Using a Sensory Diet
Besides numbness, damage to the somatosensory cortex can also cause hypersensitivity. Doctors sometimes refer to this condition as sensory defensiveness.
With sensory defensiveness, the brain is in a heightened state of arousal and cannot process sensory information properly. As a result, even mild sensations can feel too intense for the person and they can easily become overwhelmed.
The best way to treat this issue is with a sensory diet. This refers to a routine created by you and your doctor that helps you receive beneficial sensory input throughout the day. The goal is to slowly increase your tolerance to stimulation.

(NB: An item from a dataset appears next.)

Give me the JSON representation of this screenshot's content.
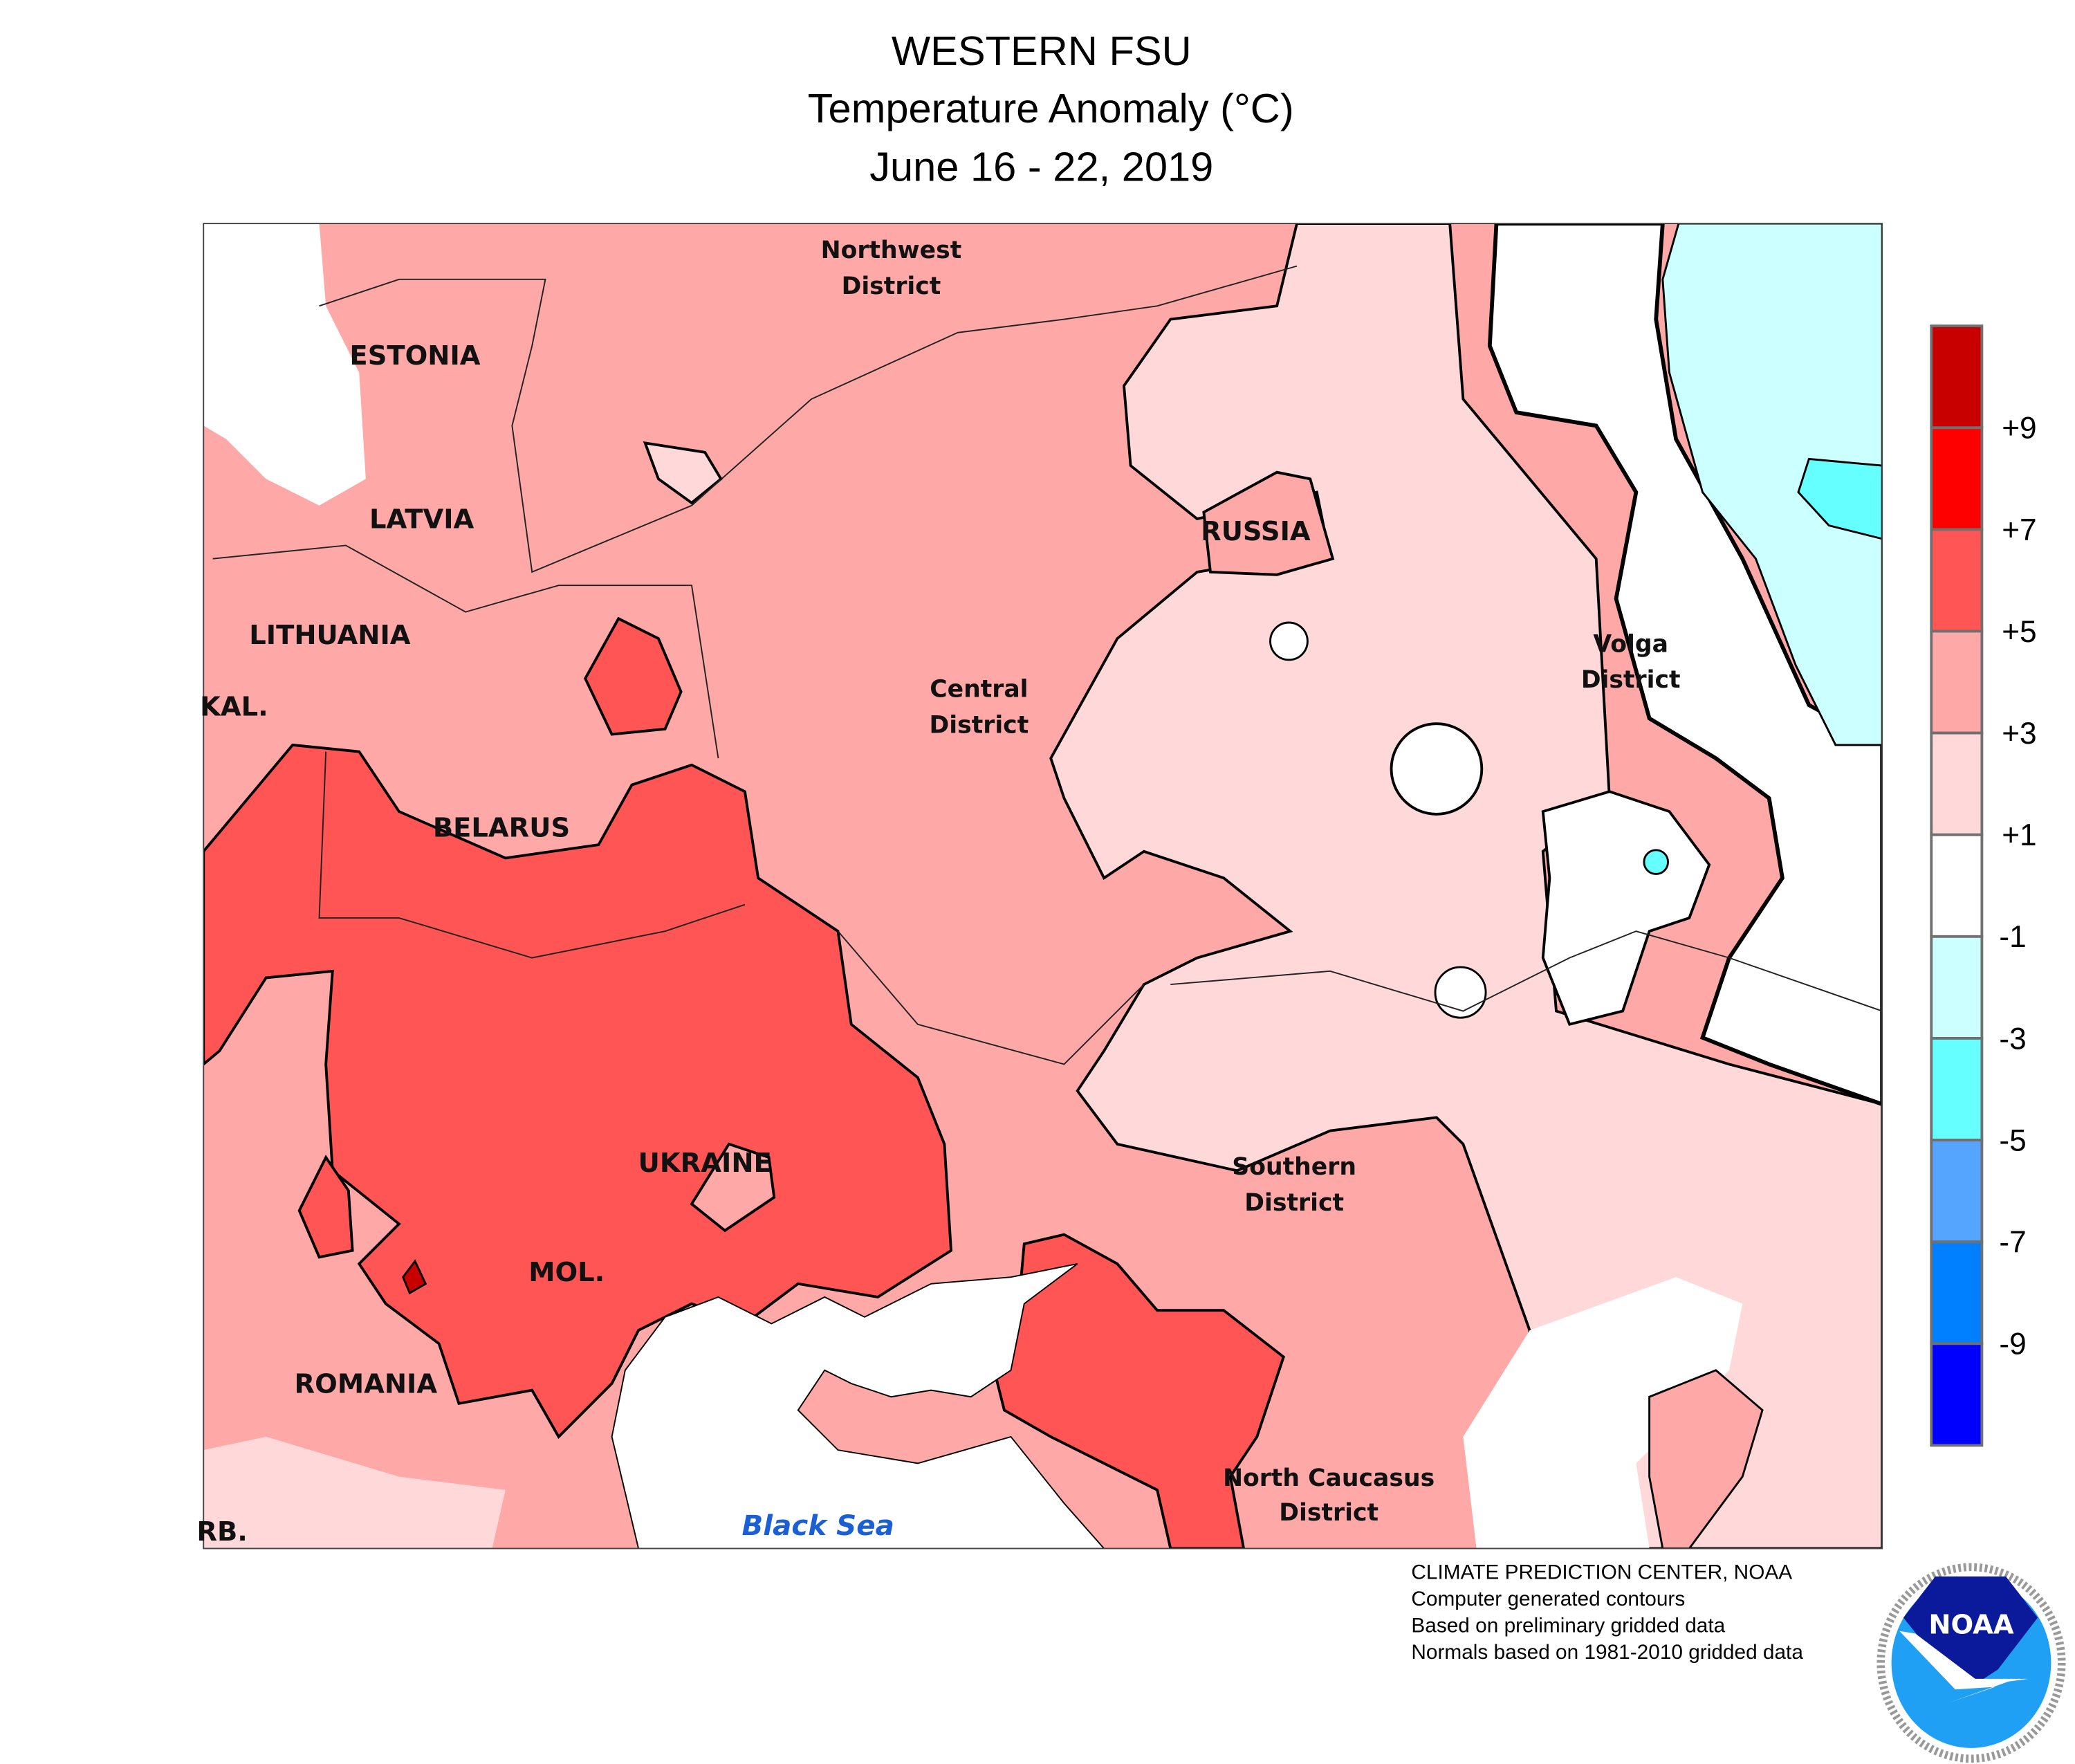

Some examples of sensory diet routines include:
- Using weighted blankets
- Letting warm water flow over your hands
- Chewing gum
- Drinking thick liquid
- Eating crunchy foods
- Chores that involve the whole body, such as vacuuming
- Deep breathing
Another activity you can do on a sensory diet is the Wilbarger Deep Pressure and Proprioceptive Technique. It involves a series of brushing and joint compressions every two hours for at least two weeks.
You should not do these activities all at once; instead, spread them out throughout the day to give your brain a chance to rest. But the more you expose yourself to gentle stimulus like this, the better your brain will get at processing it.
Treating Sensory Impairment with Sensory Stimulation
Sensory impairments occur after injuries to the parietal lobe. They can cause a variety of problems, including numbness, tingling, and hypersensitivity.
But thanks to the brain’s natural neuroplasticity, you can still retrain your brain to process your senses correctly again.
We hope these activities help you recover full sensation after TBI. Good luck!